Since the US-led Global War on Terror got underway and the Indian government realised that porosity of the borders was no longer a nuisance but a national security threat, more attention was paid to ensure the sanctity of the borders. Once Pakistan was co-opted as a partner in the American war (then in Afghanistan alone), India feared spill-over effects in Kashmir. Spill-over did happen, not only in Kashmir but the rest of India as well. Lashkar-e-Taiyyaba (LeT) which started as the liberators of Kashmir, despite not having any Kashmiris in its ranks, enlarged its scope to include the presumed oppressed Muslims of India. Indian intelligence agencies claim that LeT wants to turn India into Dar-ul-Islam (land of Islam) and are using indigenous fringe bodies like Students Islamic Movement of India (SIMI) among others to tot up the numbers. Going beyond the traditional and well-worn routes of ingress on the LC, Pakistan’s ISI-supported terrorists (LeT, for instance) discovered new passages through Nepal and Bangladesh into India to fan out to cities like Mumbai, Delhi, Hyderabad, Bangalore and Kochi to establish modules and recruit locals. Even those exiting from India, either to avoid arrest or for training in the militant camps run by the friendly neighbours find these new borders hospitable and terrain friendly. Little wonder then, delivering the 25th Air Chief Marshal P.C. Lal Memorial lecture in New Delhi, India’s national security advisor, M.K. Narayanan spoke at length about the threats and challenges that India faces because of its perilous neighbourhood.

Today, most of India’s borders need not just better management but better guarding as well, for which man has to be complimented by machine, tactics by technology; in short better sensors and surveillance equipment. The complacency induced by friendly neighbourhood has been replaced by the urgency caused by instability in the north and western borders of Pakistan; Nepal, especially the Terai area that borders the state of Bihar in India and is ironically fertile for both the Maoists as well as ISI-sponsored terrorists; and Bangladesh, where elements inimical to India, including a number of terrorist Islamic parties have been gaining ground. These changing dynamics have also influenced the nature of insurgent groups in the Northeast (ULFA, NSCN and so on), who have now found friends in Bangladesh, after Bhutanese government threw them out. The fact that India can no longer be confident of cooperation by its neighbours in fighting the menace of these inimical groups, guarding the border, making it as impregnable for the undesirable elements as possible becomes very important.

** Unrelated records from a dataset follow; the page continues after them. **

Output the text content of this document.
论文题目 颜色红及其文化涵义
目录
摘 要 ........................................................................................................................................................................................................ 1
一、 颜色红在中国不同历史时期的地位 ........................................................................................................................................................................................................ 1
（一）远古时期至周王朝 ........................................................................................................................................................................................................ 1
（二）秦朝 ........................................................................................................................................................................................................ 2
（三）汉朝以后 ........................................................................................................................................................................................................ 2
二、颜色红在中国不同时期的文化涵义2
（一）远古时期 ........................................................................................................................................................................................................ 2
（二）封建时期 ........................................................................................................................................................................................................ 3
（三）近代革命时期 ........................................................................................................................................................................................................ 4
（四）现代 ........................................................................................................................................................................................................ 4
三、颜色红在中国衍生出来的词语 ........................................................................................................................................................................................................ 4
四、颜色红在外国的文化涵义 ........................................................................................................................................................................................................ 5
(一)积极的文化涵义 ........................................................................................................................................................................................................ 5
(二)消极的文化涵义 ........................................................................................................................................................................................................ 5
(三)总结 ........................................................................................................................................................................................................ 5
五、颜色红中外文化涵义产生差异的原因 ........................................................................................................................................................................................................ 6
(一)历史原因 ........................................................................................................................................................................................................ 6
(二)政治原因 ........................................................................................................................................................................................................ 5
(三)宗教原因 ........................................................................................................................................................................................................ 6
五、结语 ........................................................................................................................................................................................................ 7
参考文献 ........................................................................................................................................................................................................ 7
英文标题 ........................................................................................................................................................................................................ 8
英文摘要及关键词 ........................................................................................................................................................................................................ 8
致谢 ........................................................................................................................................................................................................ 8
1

In addition to these new challenges are the old ones. India falls in between the two major narcotic routes, the Golden Triangle in the east, comprising Thailand, Laos and Myanmar and the Golden Crescent in the west which links Afghanistan and Central Asia to Europe. The volatile land border aside, India has a 5,422km vast coastline in addition to two island territories, Andaman and Nicobar in the east and Lakshadweep in the west which add another 2,094km to the Indian coastline.

The FORCE cover story focuses on the challenges India faces on these borders, both land and sea. Our expanse covers the BSF and the SSB which guard the three most perilous borders. The section on Indian Coast Guard focuses on coastal security. Since border management is one of the most important aspect of homeland security, to complete the picture we have a section on the Central Reserve Police Force, who has been designated as the primary Central force for counter-insurgency and counter-terrorism operations. We have deliberately not included the LC and the LAC because these military-held lines have dynamics of their own. For this reason, even the armed forces have been left out, because homeland security in India is essentially the responsibility of the border and the police forces.